1. Uyuşmazlık ve Hukuki Nitelendirme

Uyuşmazlık, davacı erkek tarafından fiili ayrılık nedenine dayalı olarak açılan davada fiili ayrılık şartlarının gerçekleşip gerçekleşmediği, buna bağlı olarak davanın kabulüne karar verilmesinin hatalı olup olmadığı ile erkeğin akıl sağlığının yerinde olup olmadığına ilişkin dosya kapsamında alınan raporun yerinde olup olmadığı, kadın yararına hükmedilen tazminat miktarlarının az olup olmadığı noktasında toplanmaktadır.

2. İlgili Hukuk

4721 sayılı Kanun'un 4 üncü maddesi, 166 ncı maddesinin birinci ve ikinci fıkrası, 174 üncü maddesinin birinci ve ikinci fıkrası, 6100 sayılı Hukuk Muhakemeleri Kanunu'nun (6100 sayılı Kanun) 369 uncu maddesinin birinci fıkrası ile 370 ve 371 inci maddesi, 6098 sayılı Türk Borçlar Kanununun 50 nci ve 51 inci maddeleri.

3. Değerlendirme

1.Bölge Adliye Mahkemelerinin nihai kararlarının bozulması 6100 sayılı Kanun'un 371 inci maddesinde yer alan sebeplerden birinin varlığı hâlinde mümkündür.

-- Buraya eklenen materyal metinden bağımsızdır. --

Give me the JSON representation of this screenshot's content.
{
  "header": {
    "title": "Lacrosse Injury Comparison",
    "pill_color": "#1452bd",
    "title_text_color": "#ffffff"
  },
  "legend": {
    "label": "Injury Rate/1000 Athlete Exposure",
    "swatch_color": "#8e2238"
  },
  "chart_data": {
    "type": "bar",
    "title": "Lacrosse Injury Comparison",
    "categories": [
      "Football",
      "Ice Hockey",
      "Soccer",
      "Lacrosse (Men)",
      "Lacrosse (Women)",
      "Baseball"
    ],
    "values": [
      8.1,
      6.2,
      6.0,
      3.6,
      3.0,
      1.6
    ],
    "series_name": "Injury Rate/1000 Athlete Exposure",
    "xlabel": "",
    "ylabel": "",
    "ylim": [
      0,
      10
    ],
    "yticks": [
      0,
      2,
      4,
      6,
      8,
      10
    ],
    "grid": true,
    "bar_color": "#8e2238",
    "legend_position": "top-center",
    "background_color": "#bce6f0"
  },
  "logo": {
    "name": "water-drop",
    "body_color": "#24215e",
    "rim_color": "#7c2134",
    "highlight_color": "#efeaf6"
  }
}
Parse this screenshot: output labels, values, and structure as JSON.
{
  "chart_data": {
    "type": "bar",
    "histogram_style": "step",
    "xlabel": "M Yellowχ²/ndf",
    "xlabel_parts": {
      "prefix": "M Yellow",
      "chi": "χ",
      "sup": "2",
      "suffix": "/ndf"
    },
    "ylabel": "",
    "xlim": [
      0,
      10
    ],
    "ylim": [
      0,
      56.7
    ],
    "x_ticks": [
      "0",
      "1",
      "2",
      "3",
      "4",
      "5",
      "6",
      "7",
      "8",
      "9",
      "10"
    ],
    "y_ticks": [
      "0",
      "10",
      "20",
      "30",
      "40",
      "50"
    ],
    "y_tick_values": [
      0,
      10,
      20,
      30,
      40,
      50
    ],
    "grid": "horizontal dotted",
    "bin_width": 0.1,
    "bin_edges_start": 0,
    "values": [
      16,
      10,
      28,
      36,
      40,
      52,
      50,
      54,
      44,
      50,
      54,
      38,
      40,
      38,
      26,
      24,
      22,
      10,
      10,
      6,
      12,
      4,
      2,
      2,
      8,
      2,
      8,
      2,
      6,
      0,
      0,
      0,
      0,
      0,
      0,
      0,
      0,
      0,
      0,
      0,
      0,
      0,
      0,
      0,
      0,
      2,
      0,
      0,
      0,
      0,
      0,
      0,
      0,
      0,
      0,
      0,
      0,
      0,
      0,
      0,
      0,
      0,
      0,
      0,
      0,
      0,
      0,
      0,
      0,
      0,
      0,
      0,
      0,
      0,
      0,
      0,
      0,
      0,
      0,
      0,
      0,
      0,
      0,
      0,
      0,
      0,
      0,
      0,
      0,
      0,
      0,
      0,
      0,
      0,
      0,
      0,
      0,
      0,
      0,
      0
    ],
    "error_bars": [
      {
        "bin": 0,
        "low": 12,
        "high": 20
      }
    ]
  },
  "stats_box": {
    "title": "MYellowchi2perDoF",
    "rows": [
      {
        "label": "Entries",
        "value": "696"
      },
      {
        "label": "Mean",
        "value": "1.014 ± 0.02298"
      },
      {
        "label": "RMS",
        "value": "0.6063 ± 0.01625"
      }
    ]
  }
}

2.Temyizen incelenen karar, tarafların karşılıklı iddia ve savunmalarına, dayandıkları belgelere, uyuşmazlığa uygulanması gereken hukuk kuralları ile hukuki ilişkinin nitelendirilmesine, dava şartlarına, yargılama ve ispat kuralları ile kararda belirtilen gerekçelere göre usul ve kanuna uygun olup davalı kadın vekili tarafından temyiz dilekçesinde ileri sürülen nedenler kararın bozulmasını gerektirecek nitelikte görülmemiştir.

VI. KARAR

Açıklanan sebeplerle;

Temyiz olunan Bölge Adliye Mahkemesi kararının 6100 sayılı Kanun'un 370 inci maddesinin birinci fıkrası uyarınca ONANMASINA,

Aşağıda yazılı temyiz giderinin temyiz edene yükletilmesine,

Dosyanın İlk Derece Mahkemesine, kararın bir örneğinin Bölge Adliye Mahkemesine gönderilmesine,

01.07.2024 tarihinde oy birliğiyle karar verildi.